Billy Langham

Personal information
- Full name: William Langham
- Date of birth: 2nd Q, 1876
- Place of birth: Lenton, Nottingham, England
- Date of death: 2nd Q, 1927, age 51
- Place of death: Doncaster, England
- Position: Outside right

Senior career*
- Years: Team / Apps / (Gls)
- ?: Stapleford
- ?: Hucknall Portland
- ?: South Shore / ? / (?)
- 1896?–1898?: Notts County / 47 / (15)
- 1898?–1900: Bristol City / ?
- 1900–1901: Leicester Fosse / 14 / (2)
- 1901–1903: Doncaster Rovers / 62 / (16)
- 1903–1906: Gainsborough Trinity / 91 / (29)
- 1906–1907: Doncaster Rovers / ? / (9)
- 1907–1910?: Lincoln City / 58 / (21)

= Billy Langham =

English footballer (1876–1927)

William Langham (1876–1927) was an English-born footballer who played as an outside right in the Football League around the turn of the 19th century.

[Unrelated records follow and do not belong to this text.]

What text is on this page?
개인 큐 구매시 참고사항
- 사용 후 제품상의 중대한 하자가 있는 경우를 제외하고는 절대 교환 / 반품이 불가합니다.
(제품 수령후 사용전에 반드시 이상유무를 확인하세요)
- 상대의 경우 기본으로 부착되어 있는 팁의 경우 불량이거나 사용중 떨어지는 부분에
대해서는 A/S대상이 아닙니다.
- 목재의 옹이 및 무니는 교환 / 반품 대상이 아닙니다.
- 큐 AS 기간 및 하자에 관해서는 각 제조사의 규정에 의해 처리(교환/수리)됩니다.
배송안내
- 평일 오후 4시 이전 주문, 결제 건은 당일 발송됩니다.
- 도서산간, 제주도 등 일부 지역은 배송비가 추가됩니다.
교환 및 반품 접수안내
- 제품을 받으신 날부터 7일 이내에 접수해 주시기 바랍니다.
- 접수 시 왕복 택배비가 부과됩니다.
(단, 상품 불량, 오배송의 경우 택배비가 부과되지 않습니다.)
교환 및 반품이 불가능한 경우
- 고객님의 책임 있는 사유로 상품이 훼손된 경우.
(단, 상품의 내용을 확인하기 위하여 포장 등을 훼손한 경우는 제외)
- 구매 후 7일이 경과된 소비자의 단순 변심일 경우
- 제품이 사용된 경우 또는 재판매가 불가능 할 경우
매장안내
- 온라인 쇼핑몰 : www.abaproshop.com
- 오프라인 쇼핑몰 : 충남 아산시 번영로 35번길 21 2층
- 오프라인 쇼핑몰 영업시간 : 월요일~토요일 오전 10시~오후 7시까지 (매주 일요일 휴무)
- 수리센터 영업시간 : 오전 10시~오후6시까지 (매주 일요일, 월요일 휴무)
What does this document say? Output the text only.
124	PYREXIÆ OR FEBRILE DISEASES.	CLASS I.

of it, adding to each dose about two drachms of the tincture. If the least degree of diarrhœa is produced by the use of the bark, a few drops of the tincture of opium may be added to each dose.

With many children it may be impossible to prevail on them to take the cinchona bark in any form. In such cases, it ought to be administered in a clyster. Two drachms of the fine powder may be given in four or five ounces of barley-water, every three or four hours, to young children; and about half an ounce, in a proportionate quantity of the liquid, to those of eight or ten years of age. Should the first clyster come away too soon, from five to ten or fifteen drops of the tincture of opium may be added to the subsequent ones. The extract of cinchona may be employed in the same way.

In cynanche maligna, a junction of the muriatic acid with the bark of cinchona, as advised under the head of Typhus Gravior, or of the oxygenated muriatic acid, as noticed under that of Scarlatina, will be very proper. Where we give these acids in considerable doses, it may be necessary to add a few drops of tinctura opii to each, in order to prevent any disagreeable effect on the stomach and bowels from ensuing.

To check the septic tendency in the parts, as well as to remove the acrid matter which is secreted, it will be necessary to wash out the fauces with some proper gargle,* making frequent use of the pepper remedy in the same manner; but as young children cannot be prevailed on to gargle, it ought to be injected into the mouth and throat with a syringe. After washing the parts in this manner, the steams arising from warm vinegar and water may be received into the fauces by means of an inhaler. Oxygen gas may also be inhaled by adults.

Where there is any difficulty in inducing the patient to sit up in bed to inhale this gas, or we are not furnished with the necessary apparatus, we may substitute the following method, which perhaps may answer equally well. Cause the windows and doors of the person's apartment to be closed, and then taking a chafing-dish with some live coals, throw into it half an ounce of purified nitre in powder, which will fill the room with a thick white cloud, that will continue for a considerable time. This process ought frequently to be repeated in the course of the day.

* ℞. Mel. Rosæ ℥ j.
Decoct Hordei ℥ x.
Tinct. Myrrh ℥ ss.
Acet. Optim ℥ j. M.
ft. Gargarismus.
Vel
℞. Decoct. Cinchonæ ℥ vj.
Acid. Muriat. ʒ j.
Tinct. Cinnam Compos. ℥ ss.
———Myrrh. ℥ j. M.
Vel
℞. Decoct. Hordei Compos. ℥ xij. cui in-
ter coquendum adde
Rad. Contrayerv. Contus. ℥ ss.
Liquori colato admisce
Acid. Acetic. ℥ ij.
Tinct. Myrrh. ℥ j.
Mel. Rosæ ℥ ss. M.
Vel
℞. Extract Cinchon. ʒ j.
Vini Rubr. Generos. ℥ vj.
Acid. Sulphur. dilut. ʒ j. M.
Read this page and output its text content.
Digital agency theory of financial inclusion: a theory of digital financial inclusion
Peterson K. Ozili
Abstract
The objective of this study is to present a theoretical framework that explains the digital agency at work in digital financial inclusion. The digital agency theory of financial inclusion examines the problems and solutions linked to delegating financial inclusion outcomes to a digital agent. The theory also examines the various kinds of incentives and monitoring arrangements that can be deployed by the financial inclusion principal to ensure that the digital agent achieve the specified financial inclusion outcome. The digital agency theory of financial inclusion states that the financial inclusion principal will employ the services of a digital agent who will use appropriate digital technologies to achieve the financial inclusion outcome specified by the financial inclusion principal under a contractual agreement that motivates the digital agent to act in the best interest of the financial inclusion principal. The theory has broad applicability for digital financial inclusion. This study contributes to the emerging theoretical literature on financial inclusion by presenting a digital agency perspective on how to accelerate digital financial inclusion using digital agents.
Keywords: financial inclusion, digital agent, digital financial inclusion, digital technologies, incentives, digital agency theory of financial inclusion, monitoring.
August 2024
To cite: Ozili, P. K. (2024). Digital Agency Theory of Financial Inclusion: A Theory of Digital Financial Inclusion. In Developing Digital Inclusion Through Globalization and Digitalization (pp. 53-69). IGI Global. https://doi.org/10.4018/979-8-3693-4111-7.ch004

He played for Notts County in the late 1890s scoring 15 times in 47 appearances for them before playing for Bristol City and Leicester Fosse. He joined Doncaster Rovers for their first season in the Football League scoring 16 goals in the 65 League and Cup games he played for them over two seasons. After they failed re-election in 1905, he was sold to Gainsborough Trinity.

Langham returned to Rovers for the 1906−07 season scoring 9 goals including 4 in a 7−1 win against Grantham Avenue. He was sold to Lincoln City in March 1907 for a fee of £75, and appeared in a total of 58 Football League games for them, scoring 21 times.